Em voz baixa ela aproxima restos arqueológicos de Hiroshima, Alcântara, Pompeia, Tiradentes e muralhas, pinturas rupestres, ruínas e diz, do alto de seu audaz e amplo voo: “a carranca que não assusta/ monstros que não se afastam”. Noutras páginas, ela sobe as escadas da casa da infância com as cinzas da mãe nas mãos; asfixia-se ao entrar no guarda-roupa, punindo-se, em busca da que a faz ser o que é. Antes, modela-se catando pitangas, depois pinta sensuais delicadezas chinesas e projeta, esteta, um esplêndido crepúsculo na metáfora para “o flanco ensanguentado/ a anca da égua inobservada/ galopando na noite”.

Tudo isso e mais imagens se conjugam nas colagens de Yury Hermuche que ilustram o livro, incluindo citações de referências da poeta, como Virginia Woolf, Beckett, Drummond e outros, em torno do alheio, dos descaminhos, do silêncio, da noite do nada em Hegel, do vazio na Void-Stone de George Brecht, o artista nova-iorquino da vanguarda conceitual.

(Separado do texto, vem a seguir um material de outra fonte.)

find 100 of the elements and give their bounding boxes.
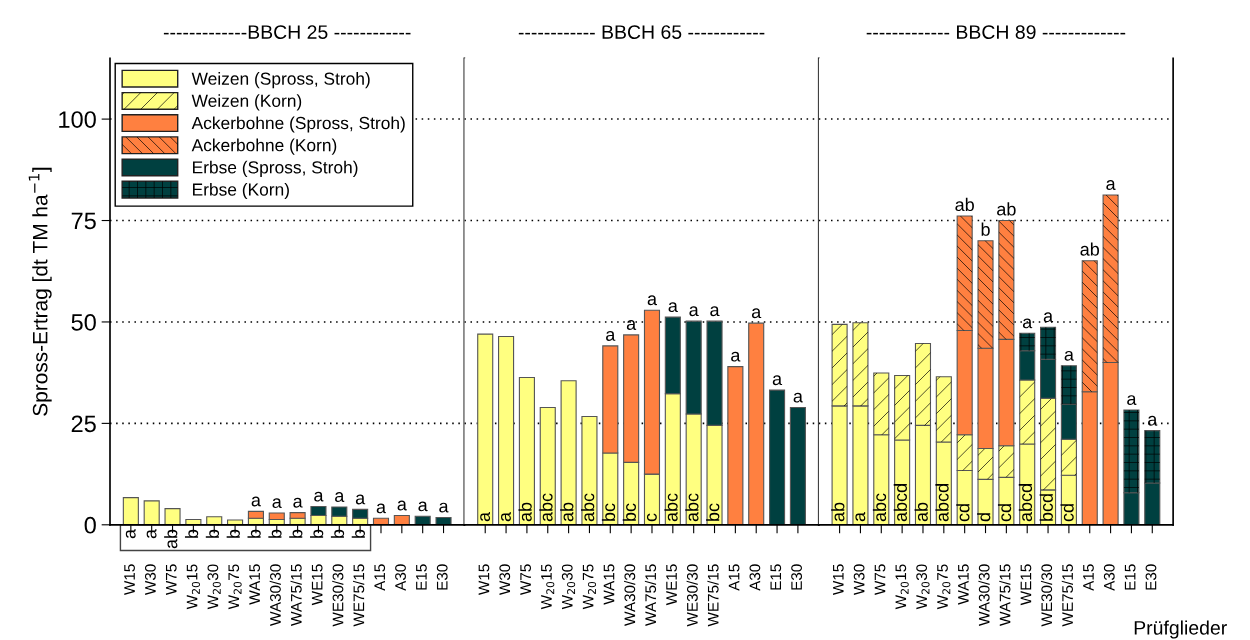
- bar: [477, 333, 494, 525]
- annotation: ab: [831, 502, 845, 522]
- annotation: abc: [685, 493, 699, 522]
- annotation: abc: [872, 493, 887, 522]
- legend-label: Weizen (Spross, Stroh): [191, 72, 370, 89]
- annotation: ab: [560, 502, 574, 522]
- annotation: a: [1064, 350, 1074, 361]
- x-tick-label: WA30/30: [978, 564, 990, 626]
- annotation: a: [314, 491, 324, 502]
- x-tick-label: WE30/30: [1040, 564, 1053, 627]
- annotation: ab: [164, 529, 178, 549]
- annotation: a: [1106, 180, 1116, 190]
- x-tick-label: W$_{20}$15: [895, 564, 909, 610]
- annotation: bc: [706, 503, 720, 521]
- bar: [539, 406, 556, 525]
- x-tick-label: E15: [416, 564, 427, 590]
- x-tick-label: W$_{20}$30: [916, 564, 930, 610]
- annotation: a: [501, 511, 511, 522]
- annotation: cd: [997, 504, 1012, 522]
- x-tick-label: WA15: [958, 564, 969, 605]
- x-tick-label: W$_{20}$30: [207, 564, 221, 610]
- x-tick-label: WE30/30: [332, 564, 344, 627]
- x-tick-label: A30: [1103, 564, 1115, 591]
- x-tick-label: WA15: [603, 564, 615, 605]
- y-tick-label: 0: [84, 516, 96, 534]
- annotation: b: [310, 529, 324, 538]
- annotation: abc: [581, 493, 595, 522]
- annotation: ab: [997, 202, 1016, 216]
- annotation: ab: [518, 502, 532, 522]
- x-tick-label: WE75/15: [707, 564, 719, 627]
- annotation: a: [146, 528, 157, 539]
- x-tick-label: WA75/15: [644, 564, 657, 626]
- x-tick-label: A15: [374, 564, 386, 591]
- annotation: a: [1043, 312, 1054, 323]
- x-tick-label: W75: [520, 564, 532, 596]
- annotation: ab: [914, 502, 928, 522]
- annotation: b: [981, 222, 990, 236]
- x-tick-label: A15: [1083, 564, 1094, 591]
- annotation: a: [731, 351, 741, 362]
- x-tick-label: W$_{20}$30: [561, 564, 576, 610]
- bar: [518, 376, 535, 525]
- legend-label: Erbse (Spross, Stroh): [193, 160, 358, 177]
- x-tick-label: WA30/30: [269, 564, 281, 626]
- annotation: a: [355, 494, 366, 505]
- x-tick-label: WA75/15: [290, 564, 302, 626]
- annotation: a: [772, 375, 783, 386]
- annotation: a: [1148, 415, 1158, 426]
- annotation: bcd: [1039, 494, 1053, 521]
- annotation: b: [289, 529, 303, 538]
- annotation: c: [646, 513, 657, 522]
- x-axis-title: Prüfglieder: [1134, 620, 1227, 639]
- annotation: a: [689, 306, 699, 317]
- annotation: b: [184, 529, 199, 538]
- annotation: abcd: [935, 484, 949, 522]
- annotation: b: [268, 529, 282, 538]
- x-tick-label: W75: [165, 564, 177, 596]
- x-tick-label: W$_{20}$75: [582, 564, 597, 610]
- annotation: abc: [664, 493, 678, 522]
- x-tick-label: WE15: [666, 564, 677, 606]
- chart-title: -------------BBCH 25 ------------: [163, 25, 411, 39]
- x-tick-label: E30: [791, 564, 803, 590]
- annotation: cd: [1060, 504, 1074, 522]
- annotation: d: [977, 513, 991, 522]
- annotation: ab: [1080, 242, 1100, 256]
- x-tick-label: W75: [874, 564, 886, 596]
- legend-label: Weizen (Korn): [191, 94, 302, 111]
- annotation: b: [205, 529, 220, 538]
- bar: [789, 406, 806, 525]
- y-tick-label: 50: [71, 314, 96, 331]
- x-tick-label: WE75/15: [1061, 564, 1073, 627]
- annotation: a: [710, 306, 720, 317]
- x-tick-label: WA15: [249, 564, 261, 605]
- x-tick-label: E15: [770, 564, 782, 590]
- annotation: a: [376, 503, 387, 514]
- x-tick-label: WE30/30: [686, 564, 698, 627]
- x-tick-label: E30: [436, 564, 448, 590]
- y-axis-title: Spross-Ertrag [dt TM ha$^{−1}$]: [28, 167, 52, 416]
- annotation: a: [855, 511, 866, 522]
- annotation: a: [626, 320, 637, 330]
- x-tick-label: W15: [833, 564, 844, 596]
- y-tick-label: 100: [59, 111, 96, 128]
- annotation: b: [351, 529, 365, 538]
- legend-label: Ackerbohne (Spross, Stroh): [191, 116, 405, 133]
- x-tick-label: WE75/15: [353, 564, 365, 627]
- bar: [748, 322, 765, 525]
- x-tick-label: W30: [853, 564, 865, 596]
- chart-title: ------------- BBCH 89 -------------: [866, 25, 1126, 39]
- y-tick-label: 25: [71, 415, 96, 433]
- x-tick-label: W15: [478, 564, 490, 596]
- annotation: abc: [539, 493, 553, 522]
- annotation: a: [668, 302, 678, 313]
- annotation: a: [606, 331, 616, 341]
- bar: [727, 366, 744, 525]
- x-tick-label: W$_{20}$15: [186, 564, 200, 610]
- annotation: a: [397, 500, 407, 511]
- bar: [560, 380, 577, 525]
- annotation: b: [330, 529, 345, 538]
- x-tick-label: WA30/30: [624, 564, 636, 626]
- x-tick-label: A30: [395, 564, 406, 591]
- annotation: a: [439, 502, 449, 513]
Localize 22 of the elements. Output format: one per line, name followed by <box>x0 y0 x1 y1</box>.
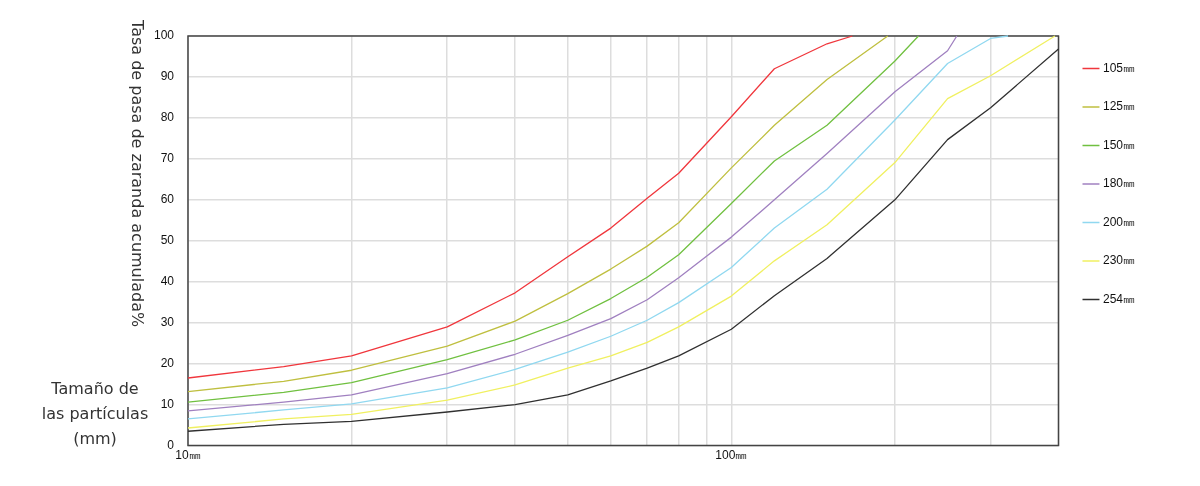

Mas que não se interpretem em voz baixa confidências de poeta em vã penitência. Afinal, aqui há “poesia como diário /não escrito”, ela assim quer. Como as performáticas Marina Abramovic e Gina Pane na chamada body art, Maria Lúcia Verdi também oferece o corpo do poema a inscrições de tormentosa imagética, pondo em questão a relação entre o eu e o outro e levando a plateia (o leitor) a refletir, por si, a partir da alteridade.

Esse exercício – aliás, necessário à grande parcela da população brasileira, no momento sociopolítico e econômico que o Brasil vive – é versejado pela poeta com seu olhar agudo e humano ouvido diante de uma formiga e uma coruja, uma cadela e um ouriço, um mendigo, a planta brotada ao lago de um esgoto e mesmo Deus, em diálogo com um transeunte na Avenida W3. “Rosto fora tudo fora tudo outro”. “A mesma luz o mesmo ângulo/ a igualdade da desigualdade”, professa em seu poema-síntese da outridade.

Ao fim, não pairam dúvidas de que os poemas "em voz baixa" tramam-se harmonicamente a outros gêneros literários. Ao longo da leitura depara-se com o conto, a crônica e o ensaio; o esquete teatral, o diário e o aforismo. E sai-se com uma impressão de viagem concebida e encadeada como romance encomendado ao azul-futuro. Disso tudo, o que diriam seu mestre Lacan e Jung não menos? No posfácio, a escritora e professora Vilma Arêas certifica o enigma: “O seu livro, Malu, é um mundo. Seu livro sabe e não sabe. Sabemos que sabe – mas ele sabe dizer que não”.